Small House of Everything

Small House of Everything

Friday, April 24, 2020


Jack of Eagles by James Blish (1952) [also published as ESPer]

Blish (1921-1975) was an early science fiction fan and member of the Futurians who began his writing career with less than stellar short stories in the low budget science fiction magazines of the time.  His major work began in the Fifties and included such classics as A Case of Conscience, the Cities in Flight sequences of four novels (They Shall Have the Stars [Year 2018!], Earthman, Come Home, The Triumph of Time [A Clash of Cymbals], and the later juvenile A Life for the Stars], and the fix-up collection The Seedling Stars.  A perceptive critic, Blish was one of two critics (Damon Knight was the other) who helped bring science fiction to a more mature stage, emphasising literary quality and decrying shoddy writing and editing.  Ironically, his most popular work (and that which gave him a comfortable living) was the adaptations of the original Star Trek episodes which he published in twelve volumes; these were adaptations of the original scripts and not the revised episodes eventually shown on television.  (Blish's poor health led to his second wife, Judith Ann Lawrence, to collaborate -- sometimes anonymously -- one the later stories.)
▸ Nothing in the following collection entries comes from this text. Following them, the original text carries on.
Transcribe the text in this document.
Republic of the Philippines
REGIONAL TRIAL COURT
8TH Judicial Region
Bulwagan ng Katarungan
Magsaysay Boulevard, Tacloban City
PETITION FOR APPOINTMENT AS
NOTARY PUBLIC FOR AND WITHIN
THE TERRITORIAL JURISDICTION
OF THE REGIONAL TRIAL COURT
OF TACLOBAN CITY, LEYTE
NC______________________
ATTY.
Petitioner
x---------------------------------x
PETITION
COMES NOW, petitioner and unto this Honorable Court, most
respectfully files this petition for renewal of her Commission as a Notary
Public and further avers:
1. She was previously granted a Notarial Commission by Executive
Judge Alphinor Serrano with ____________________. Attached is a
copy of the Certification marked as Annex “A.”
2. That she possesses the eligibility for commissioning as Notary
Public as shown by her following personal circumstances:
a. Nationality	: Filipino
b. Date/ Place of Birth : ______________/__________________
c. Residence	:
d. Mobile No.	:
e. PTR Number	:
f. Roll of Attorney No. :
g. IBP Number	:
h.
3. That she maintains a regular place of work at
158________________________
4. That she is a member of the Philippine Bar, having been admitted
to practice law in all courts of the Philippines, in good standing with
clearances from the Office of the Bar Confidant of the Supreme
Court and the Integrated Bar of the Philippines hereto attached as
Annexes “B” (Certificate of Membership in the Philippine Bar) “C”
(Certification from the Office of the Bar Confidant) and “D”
Blish's interests were many -- philosophical, scientific, literary, historical, musical, among others -- and all found a way into his writing.  That he was often ascerbic led some to falsely believe he had little humor or warmth, something far from the truth.  Blish was a man obsessed with ideas, something that proved to be of great benefit as well as great detriment to his work.  He had a talent for literary invention and would often pepper his stories with scientific rationale to prop up his main ideas.  As The Encyclopedia of Science Fiction put it:  "[H]e was not a naturally easy or harmonious writer; his style was often awkward, and in its sometimes anomalous displays of erudition could appear cold.  On the other hand, there was a visionary, romantic side to Blish which, though carefully controlled, is often visible below the surface."  Blish, with his many plusses and despite his few minuses, help bring science fiction out of the pulp ghetto and into the wider light.

Jack of Eagles was Blish's first published book and was exapnded from his story "Let the Finder Beware" (Thrilling Wonder Stories, December 1949).  It concerns a young reporter for a food-industry trade magazine, Danny Caiden, who one day inserted a line about a major food company about to be hit with a price-fixing charge -- an assertion that appeared to come out of thin air and/or Danny's fertile imagination.  Danny could not  explain why he write that line but he somehow felt that it was true -- by the coming Friday International wheat would be charged with price-fixing.  since International Wheat was a major advertiser of the food magazine, Danny was fired.

Earlier that day while walking to work, Danny heard a squeal of brakes and a loud crash coming from around the corner.  The week before he had heard the same sounds and, ruching, around the corner, found nothing there, with no indication anyone else had heard the noise.  This time however, there was a bloody crash as passersby stood in horror.

When he was young, Danny had a neat trick.  He could find lost objects.  Every time.  He didn't have to be near the objects; someone could call him on a phone and say they had misolaced sometime and Danny would immediately tell them where the item was.

Danny is a bright guy but for the purpose of this tale he's a little slow on the uptake.  He's beginning to wonder if he has some sort of extra-sensory ability.  He decides to investigate.  First he visits a professional medium/psychic whose neice later latches onto Danny in hopes of finding out how he manages his "tricks."  Then he visits a psychic investigation society and has little luck there.  Finally he visits a college parapsychology researcher who seems to be interested in his case.  Along the way, Danny has been noticed by two opposing factions:  a secret group determined to use psi powers for their own ends and an opposing groups hoping to thwart the first.  Needless to say, Danny finds himself in danger.

Blish spends some time providing a scientific rationale for psychic powers and how they can be awakened.  Then he takes the plot one step further and introduces alternate realities.  Reality is not quite fixed and the "true" reality is actually an amalgamation of a number of overlapping realities.  Try wrapping your head around that one.  The bad buys want to maneuver things so that this reality is the true one and that they can have complete control over it.

And in the middle of all this is poor Danny who has to somehow save the world.

Jack of Eagles is a great example of Blish-itis Blish-ism.  Powerful ideas, a strong scientific background, free-wheeling imagination, pulp sensibilities, generally solid writing, and a fast-moving tale occasionally seasoned with drearily didactic interruptions.  Certainly not his best book but far from being his worst.

This one is worth checking out.   To quote someone in the news, "What have you got to lose?"  At least it's not an unproven drug with dangerous side effects.